Wir gestalten mit unseren Kunden derzeit digitale Begegnungsräume, in denen es nicht um das Weitertreiben von Themen und Aufgaben geht, sondern in denen es darum geht, Fürsorge, Beziehung, Aufmerksamkeit zu vermitteln. Gerade für die Führungsebene der Abteilungsleiter und Gruppenleiter unterstützen wir beim Aufbau wöchentlicher, virtueller »Stand Ups« oder digitaler Coffeebreaks bei denen es nicht primär um Themen geht, sondern um die emotionale Präsens der Führungskraft. Dieses empathische »Dasein« wird in den nächsten Wochen, wenn der stimulierende Reiz des Neuen vergangen ist, noch wichtiger werden.

Rüdiger Müngersdorff

Empathie oder Compassion?

Es gibt einen guten Grund für die Business-Karriere des Begriffs Empathie: Während wir relativ zuversichtlich sind, dass die neuen, flacheren Hierarchien und eher selbstorganisierten Organisationsformen für die einzelnen Individuen Spiel- und Gestaltungsraum bieten, sehen wir zugleich, dass der von ihnen provozierte Individualismus noch kein adäquates Gegengewicht im Sinne einer Gemeinschaftorientierung gefunden hat.

Dieser Mangel wird spürbar in der Häufung konkreter Anfragen an uns, die immer nach größerem Zusammenhalt, Stärkung gegenseitiger Rücksicht, besserem Umgang mit Konflikten fragen. Auch die notwenigen »Retros« der agilen Arbeitsmethodiken werden fast immer im Sinne von Gemeinschaftsbildung angefragt – die sogenannten weichen Faktoren stehen im Vordergrund.

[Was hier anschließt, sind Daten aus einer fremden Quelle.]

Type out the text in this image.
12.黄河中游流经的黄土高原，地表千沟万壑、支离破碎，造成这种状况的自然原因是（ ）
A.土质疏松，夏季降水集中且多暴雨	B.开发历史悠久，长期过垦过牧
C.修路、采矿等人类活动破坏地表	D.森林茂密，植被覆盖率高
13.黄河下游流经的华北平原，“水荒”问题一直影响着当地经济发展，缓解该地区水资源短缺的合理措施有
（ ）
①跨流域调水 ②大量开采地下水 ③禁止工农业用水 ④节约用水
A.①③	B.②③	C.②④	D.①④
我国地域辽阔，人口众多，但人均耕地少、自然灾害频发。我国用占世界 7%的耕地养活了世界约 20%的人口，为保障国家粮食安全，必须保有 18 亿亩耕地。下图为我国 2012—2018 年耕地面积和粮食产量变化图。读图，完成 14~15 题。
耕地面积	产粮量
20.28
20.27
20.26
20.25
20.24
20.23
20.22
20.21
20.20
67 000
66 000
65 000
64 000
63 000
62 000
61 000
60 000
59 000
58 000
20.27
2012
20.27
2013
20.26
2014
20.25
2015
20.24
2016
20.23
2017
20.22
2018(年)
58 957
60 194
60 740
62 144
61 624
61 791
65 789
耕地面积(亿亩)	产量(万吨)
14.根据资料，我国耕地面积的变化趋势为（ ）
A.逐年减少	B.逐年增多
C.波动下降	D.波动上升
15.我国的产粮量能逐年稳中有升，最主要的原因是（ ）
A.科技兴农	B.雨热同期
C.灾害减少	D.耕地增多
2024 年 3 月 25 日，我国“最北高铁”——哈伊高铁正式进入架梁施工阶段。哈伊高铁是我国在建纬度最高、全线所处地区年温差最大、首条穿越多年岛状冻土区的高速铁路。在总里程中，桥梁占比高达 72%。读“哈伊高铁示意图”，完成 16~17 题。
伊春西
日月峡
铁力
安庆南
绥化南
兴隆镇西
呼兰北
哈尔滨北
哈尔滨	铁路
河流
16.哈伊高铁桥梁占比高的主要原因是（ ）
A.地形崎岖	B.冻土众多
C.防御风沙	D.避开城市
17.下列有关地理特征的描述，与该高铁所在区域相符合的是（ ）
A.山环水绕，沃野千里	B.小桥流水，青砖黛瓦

Ob die Treffen, Workshops nun als Retro, als Subversion, als Teambildung oder als Konfliktmoderation angefragt werden, es geht in ihnen um die Qualität der Gemeinschaft, um Zusammenhalt, um gemeinsames Verständnis dessen, was man will und soll. Es geht darum, den anderen mit zu berücksichtigen – in der Gruppe und in übergreifenden Zusammenhängen. Das Konzept Empathie folgt dabei dem Individualisierungstrend – es ist die Forderung an Individuen eine Fähigkeit zu entwickeln, die Bedürfnisse des anderen wahrzunehmen und im eigenen Kalkül zu berücksichtigen.

Empathie als Werkzeug des besseren Verständnisses und recht oft als Befähigung zur besseren Manipulation greift für die Organisationsentwicklung zu kurz. Es geht hier um ein notwendiges Gegengewicht zur individuellen Performancesteigerung – es geht um die Bildung einer gemeinsamen Mitte, die Orientierung stiftet und individuelles Handeln an den Nutzen für die Gemeinschaft zurückbindet. Es geht um das Feuer der Mitte – und das braucht mehr als Empathie, es braucht Compassion – die emotionale Bereitschaft für andere zu handeln.